Diplomasi ekonomi yang diusung tidak bersandar pada pendekatan negara-ke-negara semata. GEKRAFS menempuh jalur organisasi masyarakat sipil dan pelaku usaha untuk membuka kanal kerja sama yang lebih luwes.
Mengapa Rusia Menjadi Sasaran Ekspansi
Rusia memiliki populasi besar dengan daya beli yang terus berkembang di sejumlah kota utama. Produk kreatif Indonesia dinilai punya ruang bersaing, terutama di segmen kriya dan fesyen berbasis warisan budaya.
Selain itu, hubungan dagang Indonesia–Rusia dalam beberapa tahun terakhir menunjukkan peningkatan.
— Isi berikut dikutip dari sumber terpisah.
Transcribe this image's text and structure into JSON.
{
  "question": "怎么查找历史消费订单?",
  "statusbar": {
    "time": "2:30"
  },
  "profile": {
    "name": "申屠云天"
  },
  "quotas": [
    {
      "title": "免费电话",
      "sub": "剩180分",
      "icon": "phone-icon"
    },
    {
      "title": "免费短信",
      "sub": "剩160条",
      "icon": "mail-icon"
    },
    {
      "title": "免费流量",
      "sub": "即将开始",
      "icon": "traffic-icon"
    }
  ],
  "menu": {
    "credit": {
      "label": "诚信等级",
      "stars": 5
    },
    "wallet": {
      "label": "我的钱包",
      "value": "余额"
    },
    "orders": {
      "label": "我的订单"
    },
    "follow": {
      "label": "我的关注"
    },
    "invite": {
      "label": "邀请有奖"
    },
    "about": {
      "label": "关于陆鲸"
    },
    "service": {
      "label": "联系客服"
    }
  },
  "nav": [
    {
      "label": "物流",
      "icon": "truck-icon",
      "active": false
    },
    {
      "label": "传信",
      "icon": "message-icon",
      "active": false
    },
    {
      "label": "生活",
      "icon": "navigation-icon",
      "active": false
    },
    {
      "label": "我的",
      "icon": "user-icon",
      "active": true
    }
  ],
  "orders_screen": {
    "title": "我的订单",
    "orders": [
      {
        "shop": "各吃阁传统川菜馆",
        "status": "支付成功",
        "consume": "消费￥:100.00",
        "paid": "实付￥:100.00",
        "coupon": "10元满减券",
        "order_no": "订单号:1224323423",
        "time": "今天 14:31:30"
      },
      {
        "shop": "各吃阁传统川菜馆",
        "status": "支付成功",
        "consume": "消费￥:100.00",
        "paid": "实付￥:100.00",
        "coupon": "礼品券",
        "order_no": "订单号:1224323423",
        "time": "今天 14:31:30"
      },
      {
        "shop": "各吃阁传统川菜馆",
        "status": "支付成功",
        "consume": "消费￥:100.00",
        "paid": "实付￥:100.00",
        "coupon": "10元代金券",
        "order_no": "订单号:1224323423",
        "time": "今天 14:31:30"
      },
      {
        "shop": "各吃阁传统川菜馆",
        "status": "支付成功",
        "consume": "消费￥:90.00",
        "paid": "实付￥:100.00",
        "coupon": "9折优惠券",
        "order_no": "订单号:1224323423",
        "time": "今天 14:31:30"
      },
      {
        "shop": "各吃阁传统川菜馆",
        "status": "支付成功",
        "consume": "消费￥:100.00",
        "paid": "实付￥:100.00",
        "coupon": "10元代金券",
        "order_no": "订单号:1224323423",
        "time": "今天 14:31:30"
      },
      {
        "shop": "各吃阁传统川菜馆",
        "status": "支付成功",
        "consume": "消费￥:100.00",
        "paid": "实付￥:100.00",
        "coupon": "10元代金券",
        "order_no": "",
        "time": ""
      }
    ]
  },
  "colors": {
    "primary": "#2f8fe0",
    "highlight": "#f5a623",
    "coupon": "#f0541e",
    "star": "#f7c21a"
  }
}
Pelaku usaha melihat peluang ini sebagai pintu masuk ke kawasan Eurasia yang lebih luas.
Struktur DPLN dan Rencana Kerja ke Depan
DPLN GEKRAFS Federasi Rusia akan beroperasi sebagai perpanjangan tangan organisasi di lapangan. Struktur ini bertugas memetakan mitra lokal, memfasilitasi pameran, dan mendampingi pelaku usaha yang hendak masuk pasar Rusia.
Program kerja disusun bertahap, mulai dari penjajakan mitra hingga penandatanganan kerja sama konkret. Andre Septiyanto disebut akan menyusun peta jalan bersama sejumlah pihak di Rusia.
GEKRAFS menargetkan hasil yang terukur, bukan sekadar seremoni penunjukan. Indikatornya mencakup jumlah pelaku usaha yang terhubung dengan mitra Rusia dan nilai transaksi yang dihasilkan.
Tantangan yang Menanti di Lapangan
Memasuki pasar Rusia bukan perkara mudah bagi pelaku usaha kecil dan menengah. Hambatan bahasa, regulasi impor, dan rantai distribusi menjadi pekerjaan rumah yang harus diurai satu per satu.
Faktor geopolitik turut memengaruhi iklim usaha di kawasan tersebut. Pelaku usaha perlu cermat membaca situasi agar tidak terjebak pada risiko yang tidak terhitung.
Meski begitu, GEKRAFS menilai peluang tetap terbuka selama pendekatan yang dipakai bertahap dan berbasis kemitraan. Andre Septiyanto diharapkan mampu menerjemahkan mandat organisasi menjadi langkah nyata di lapangan.
Periode 2026–2029 menjadi rentang waktu yang akan menguji sejauh mana misi diplomasi ekonomi ini berjalan. Publik pelaku industri kreatif menanti hasil konkret dari kerja perwakilan yang baru dibentuk ini.